Afonso Cruz: Acredita que nas minhas caminhadas sinto que já estou igual? Eu pelo menos acredito. Bem sei que a recuperação pós-Covid pode ser muito complicada, dependendo da pessoa, principalmente se a pessoa fazia muito desporto e se era muito ativa. Mas eu não era atleta, nem muito desportista. (ri) Gosto de andar a pé, mas não sou de grandes corridas. Também já não era, por isso, veja, continuo a não ser. Está tudo bem assim! Só sinto que a respiração muda se apanho inclinações na rua, a resistência tira-me o fôlego, mas eu pergunto sempre, "já eras assim antes do Covid, ou não?".
O Afonso passou-me várias vezes a ideia que sente saudades do Hospital de Santa Maria e das equipas médicas que o cuidaram, que o salvaram. Há nele quase uma vontade movida a impulso para os vir visitar.

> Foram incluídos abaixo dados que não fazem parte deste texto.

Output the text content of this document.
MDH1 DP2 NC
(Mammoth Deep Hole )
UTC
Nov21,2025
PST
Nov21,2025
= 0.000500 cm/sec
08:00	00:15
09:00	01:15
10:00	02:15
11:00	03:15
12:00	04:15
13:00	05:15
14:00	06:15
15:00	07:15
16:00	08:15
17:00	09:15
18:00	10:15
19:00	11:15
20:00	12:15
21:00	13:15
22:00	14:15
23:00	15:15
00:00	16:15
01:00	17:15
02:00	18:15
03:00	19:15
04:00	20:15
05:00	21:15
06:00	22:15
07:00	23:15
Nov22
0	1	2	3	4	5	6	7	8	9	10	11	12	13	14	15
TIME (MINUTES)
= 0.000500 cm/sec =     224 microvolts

Sabe, contudo, que para rever essas equipas que o salvaram, vai precisar que as próprias pessoas se identifiquem, pede que lhe contem uma história para recordar quem foi que o ajudou. As equipas dos intensivos mostravam apenas o olhar e leves fios de cabelo e por isso Afonso criou um imaginário dessas pessoas, sem saber se correspondiam ao visual certo. Quando na saída viu parte da equipa menos forrada pelos EPI's (equipamentos de proteção individual), ficou espantado como tinham rostos tão diferentes e com tanto cabelo, descreve-me. Havia exceções, sempre reconheceu o seu médico Nuno Gaibino, "ele vinha sempre com um entusiasmo quando era a altura das chamadas, era impossível não perceber que era ele".
![medico sentado](/sites/default/files/inline-images/proximo_0.jpg)

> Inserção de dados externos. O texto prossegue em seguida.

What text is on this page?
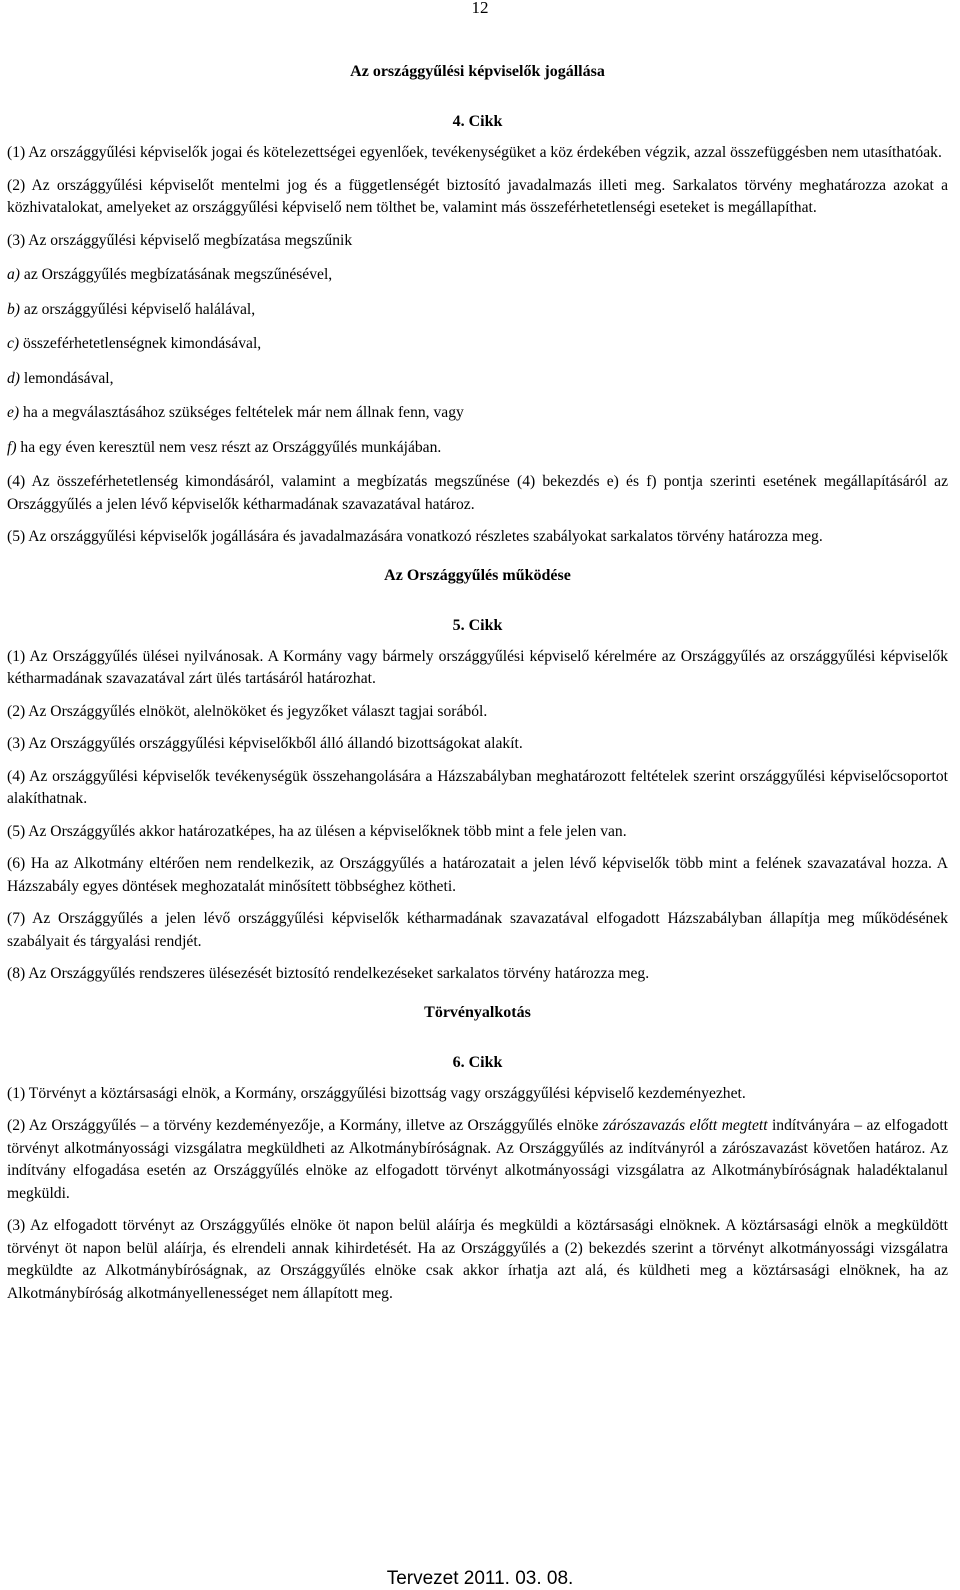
12
Az országgyűlési képviselők jogállása
4. Cikk

(1) Az országgyűlési képviselők jogai és kötelezettségei egyenlőek, tevékenységüket a köz érdekében végzik, azzal összefüggésben nem utasíthatóak.

(2) Az országgyűlési képviselőt mentelmi jog és a függetlenségét biztosító javadalmazás illeti meg. Sarkalatos törvény meghatározza azokat a közhivatalokat, amelyeket az országgyűlési képviselő nem tölthet be, valamint más összeférhetetlenségi eseteket is megállapíthat.

(3) Az országgyűlési képviselő megbízatása megszűnik

a) az Országgyűlés megbízatásának megszűnésével,

b) az országgyűlési képviselő halálával,

c) összeférhetetlenségnek kimondásával,

d) lemondásával,

e) ha a megválasztásához szükséges feltételek már nem állnak fenn, vagy

f) ha egy éven keresztül nem vesz részt az Országgyűlés munkájában.

(4) Az összeférhetetlenség kimondásáról, valamint a megbízatás megszűnése (4) bekezdés e) és f) pontja szerinti esetének megállapításáról az Országgyűlés a jelen lévő képviselők kétharmadának szavazatával határoz.

(5) Az országgyűlési képviselők jogállására és javadalmazására vonatkozó részletes szabályokat sarkalatos törvény határozza meg.

Az Országgyűlés működése
5. Cikk

(1) Az Országgyűlés ülései nyilvánosak. A Kormány vagy bármely országgyűlési képviselő kérelmére az Országgyűlés az országgyűlési képviselők kétharmadának szavazatával zárt ülés tartásáról határozhat.

(2) Az Országgyűlés elnököt, alelnököket és jegyzőket választ tagjai sorából.

(3) Az Országgyűlés országgyűlési képviselőkből álló állandó bizottságokat alakít.

(4) Az országgyűlési képviselők tevékenységük összehangolására a Házszabályban meghatározott feltételek szerint országgyűlési képviselőcsoportot alakíthatnak.

(5) Az Országgyűlés akkor határozatképes, ha az ülésen a képviselőknek több mint a fele jelen van.

(6) Ha az Alkotmány eltérően nem rendelkezik, az Országgyűlés a határozatait a jelen lévő képviselők több mint a felének szavazatával hozza. A Házszabály egyes döntések meghozatalát minősített többséghez kötheti.

(7) Az Országgyűlés a jelen lévő országgyűlési képviselők kétharmadának szavazatával elfogadott Házszabályban állapítja meg működésének szabályait és tárgyalási rendjét.

(8) Az Országgyűlés rendszeres ülésezését biztosító rendelkezéseket sarkalatos törvény határozza meg.

Törvényalkotás
6. Cikk

(1) Törvényt a köztársasági elnök, a Kormány, országgyűlési bizottság vagy országgyűlési képviselő kezdeményezhet.

(2) Az Országgyűlés – a törvény kezdeményezője, a Kormány, illetve az Országgyűlés elnöke zárószavazás előtt megtett indítványára – az elfogadott törvényt alkotmányossági vizsgálatra megküldheti az Alkotmánybíróságnak. Az Országgyűlés az indítványról a zárószavazást követően határoz. Az indítvány elfogadása esetén az Országgyűlés elnöke az elfogadott törvényt alkotmányossági vizsgálatra az Alkotmánybíróságnak haladéktalanul megküldi.

(3) Az elfogadott törvényt az Országgyűlés elnöke öt napon belül aláírja és megküldi a köztársasági elnöknek. A köztársasági elnök a megküldött törvényt öt napon belül aláírja, és elrendeli annak kihirdetését. Ha az Országgyűlés a (2) bekezdés szerint a törvényt alkotmányossági vizsgálatra megküldte az Alkotmánybíróságnak, az Országgyűlés elnöke csak akkor írhatja azt alá, és küldheti meg a köztársasági elnöknek, ha az Alkotmánybíróság alkotmányellenességet nem állapított meg.

Tervezet 2011. 03. 08.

Das coisas que mais valoriza hoje em dia é poder ter uma casa de banho completa, com um chuveiro, ou poder fazer sozinho as suas rotinas mais privadas, luxo dos países civilizados, diz-me com tremendo valor.
Nos tempos mais duros, recebeu tantas mensagens por whatsapp que “parecia uma figura pública”, eram centenas as mensagens que procuravam uma notícia do seu estado. O Afonso ri e o tempo todo, na mesma proporção relativiza muito, ritual que faz com regularidade. Depois é muito grato, porque apesar de todo o dito "azar", a sorte foi a sua guia quase todos os dias. O próprio remata este nosso encontro virtual.
"Eu estou aqui por causa de vocês todos, nem tenho como agradecer".